ANKARA (İGFA) – Cumhurbaşkanlığı İletişim Başkanı Fahrettin Altun, Cumhurbaşkanı Erdoğan’ın Birleşmiş Milletler Genel Kurulu’nda yapacağı konuşmada dünyaya ve milletlerarası topluma “vicdanları acıtan meselelerle ilgili” davette bulunacağını duyurdu.
İletişim Başkanı Fahrettin Altun, Cumhurbaşkanı Erdoğan’ın BM’de yaptığı konuşmasından satırbaşlarını paylaştı.
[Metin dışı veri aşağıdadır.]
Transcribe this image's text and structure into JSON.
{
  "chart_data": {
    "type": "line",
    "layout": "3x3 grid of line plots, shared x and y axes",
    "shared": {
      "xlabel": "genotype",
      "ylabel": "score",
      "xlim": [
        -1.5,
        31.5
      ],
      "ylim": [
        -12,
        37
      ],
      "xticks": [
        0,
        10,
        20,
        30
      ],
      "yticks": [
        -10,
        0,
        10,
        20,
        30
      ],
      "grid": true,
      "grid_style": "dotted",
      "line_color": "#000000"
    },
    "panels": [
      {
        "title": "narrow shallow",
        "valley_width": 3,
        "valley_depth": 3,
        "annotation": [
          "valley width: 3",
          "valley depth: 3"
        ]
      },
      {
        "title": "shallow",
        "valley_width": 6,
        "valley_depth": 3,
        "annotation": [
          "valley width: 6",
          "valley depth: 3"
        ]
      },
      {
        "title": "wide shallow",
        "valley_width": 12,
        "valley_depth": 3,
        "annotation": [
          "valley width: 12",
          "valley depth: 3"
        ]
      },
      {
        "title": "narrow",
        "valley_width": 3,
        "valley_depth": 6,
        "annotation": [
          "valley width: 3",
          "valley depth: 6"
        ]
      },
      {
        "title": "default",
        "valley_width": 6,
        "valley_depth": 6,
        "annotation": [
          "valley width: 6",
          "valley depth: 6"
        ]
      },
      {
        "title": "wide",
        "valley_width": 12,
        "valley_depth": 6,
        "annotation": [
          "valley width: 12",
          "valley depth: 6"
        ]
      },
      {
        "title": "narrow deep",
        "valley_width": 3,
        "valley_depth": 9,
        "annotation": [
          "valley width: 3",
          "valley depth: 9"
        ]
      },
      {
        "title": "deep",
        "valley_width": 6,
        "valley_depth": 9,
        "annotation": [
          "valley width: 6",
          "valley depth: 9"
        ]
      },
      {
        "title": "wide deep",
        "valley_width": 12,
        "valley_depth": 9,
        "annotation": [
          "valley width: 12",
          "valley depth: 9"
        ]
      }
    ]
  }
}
Bugüne kadar uluslararası platformlarda yapmış olduğu tüm konuşmalarda "Daha Adil Bir Dünya" için hakikati dile getiren,
•Yarının dünyasını bugün inşa etmekte olduğumuz bilinciyle, evlatlarımıza müreffeh bir dünya bırakabilmek için çabalayan,
•Çocukların öldüğü ve öldürüldüğü… pic.twitter.com/N236OJZMGD
— Fahrettin Altun (@fahrettinaltun) September 24, 2024
Altın paylaşımda şu tabirlere yer verdi:
“Bugüne kadar memleketler arası platformlarda yapmış olduğu tüm konuşmalarda “Daha Adil Bir Dünya” için hakikati lisana getiren,
•Yarının dünyasını bugün inşa etmekte olduğumuz şuuruyla, evlatlarımıza müreffeh bir dünya bırakabilmek için çabalayan,
•Çocukların öldüğü ve öldürüldüğü bir dünyada, hiç kimsenin günahsız olmadığını ve olamayacağını milletlerarası toplumun vicdanına hatırlatan,
•Barışın Anahtarı olmak için global problemlerde elini taşın altına koymaktan çekinmeyen Cumhurbaşkanımız Sayın Recep Tayyip Erdoğan, bugün bir sefer daha Birleşmiş Milletler Genel Kurulu’nda dünyaya ve milletlerarası topluma, vicdanımızı acıtan meselelerle ilgili davetlerde bulunacak.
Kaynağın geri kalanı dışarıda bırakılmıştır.